We are in trouble out here. They don’t understand the math that I am supposed to be teaching them. That math is way too far outside their current level of mathematical understanding. I am required to teach that math. They are not asking questions. They are not trying to fill in the blanks. They just want to sit and chat with friends. The new seating chart caused an uproar in one class. (The other did great.) The class that erupted wants to socialize and their new seats were standing in their way. My patience was fraying by the end of the day.
“Fine,” I said, “if you can all talk, you must know the material.”
I hit them with the pop-quiz and quickly realized they knew just about as much as I thought they knew. After letting them struggle a bit, I gave them a rather fierce lecture about accountability, the gist of which was that it’s OK not to know, but not OK not to try. I cancelled my pointless quiz.
ONE problem with being in a district that is suddenly attempting to force increased academic improvement through lesson plans scripted by outsiders: These kids are unused to being pushed to move at a faster pace. They need to learn to operate at that faster pace, but I am pretty sure they are still hoping all the new changes will go away. They want to behave like they did in past years. They can’t. They can’t if they want to pass their classes, anyway.
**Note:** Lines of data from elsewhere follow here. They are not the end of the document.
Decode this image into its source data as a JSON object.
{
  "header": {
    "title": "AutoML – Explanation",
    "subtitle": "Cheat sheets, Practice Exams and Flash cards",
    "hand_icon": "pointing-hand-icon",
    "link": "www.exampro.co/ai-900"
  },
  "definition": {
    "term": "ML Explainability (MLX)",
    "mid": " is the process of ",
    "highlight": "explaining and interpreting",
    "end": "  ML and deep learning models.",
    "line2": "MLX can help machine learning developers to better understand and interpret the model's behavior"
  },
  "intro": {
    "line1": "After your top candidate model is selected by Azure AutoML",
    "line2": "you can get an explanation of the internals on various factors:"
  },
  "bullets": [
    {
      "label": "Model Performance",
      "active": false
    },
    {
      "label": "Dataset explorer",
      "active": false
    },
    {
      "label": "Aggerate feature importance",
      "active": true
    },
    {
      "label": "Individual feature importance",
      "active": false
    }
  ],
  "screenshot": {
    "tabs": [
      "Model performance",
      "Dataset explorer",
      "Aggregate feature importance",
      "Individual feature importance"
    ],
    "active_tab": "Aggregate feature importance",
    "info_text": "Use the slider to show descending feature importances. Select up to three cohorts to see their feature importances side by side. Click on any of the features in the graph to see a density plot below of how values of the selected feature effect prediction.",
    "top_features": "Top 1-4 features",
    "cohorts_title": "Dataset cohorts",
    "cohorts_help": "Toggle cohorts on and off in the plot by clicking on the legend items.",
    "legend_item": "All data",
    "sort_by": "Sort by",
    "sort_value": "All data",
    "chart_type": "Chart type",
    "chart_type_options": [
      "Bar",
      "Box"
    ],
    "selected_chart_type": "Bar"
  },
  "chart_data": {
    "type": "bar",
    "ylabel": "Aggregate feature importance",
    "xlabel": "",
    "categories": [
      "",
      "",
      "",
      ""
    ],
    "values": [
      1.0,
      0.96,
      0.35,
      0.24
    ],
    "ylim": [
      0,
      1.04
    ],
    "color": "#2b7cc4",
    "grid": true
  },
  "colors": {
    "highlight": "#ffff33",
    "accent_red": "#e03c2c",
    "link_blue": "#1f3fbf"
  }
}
Accountability has gone up dramatically for them. My students don’t like it, but I believe they are likely to benefit in the long-run.
Eduhonesty: I’m not sure I can get buy-in for the new program, at least not from a majority of students. I haven’t given up yet. Soon mandatory after-school tutoring will kick in. When they start losing afternoon hours because of what they failed to do or study, I hope for more effort.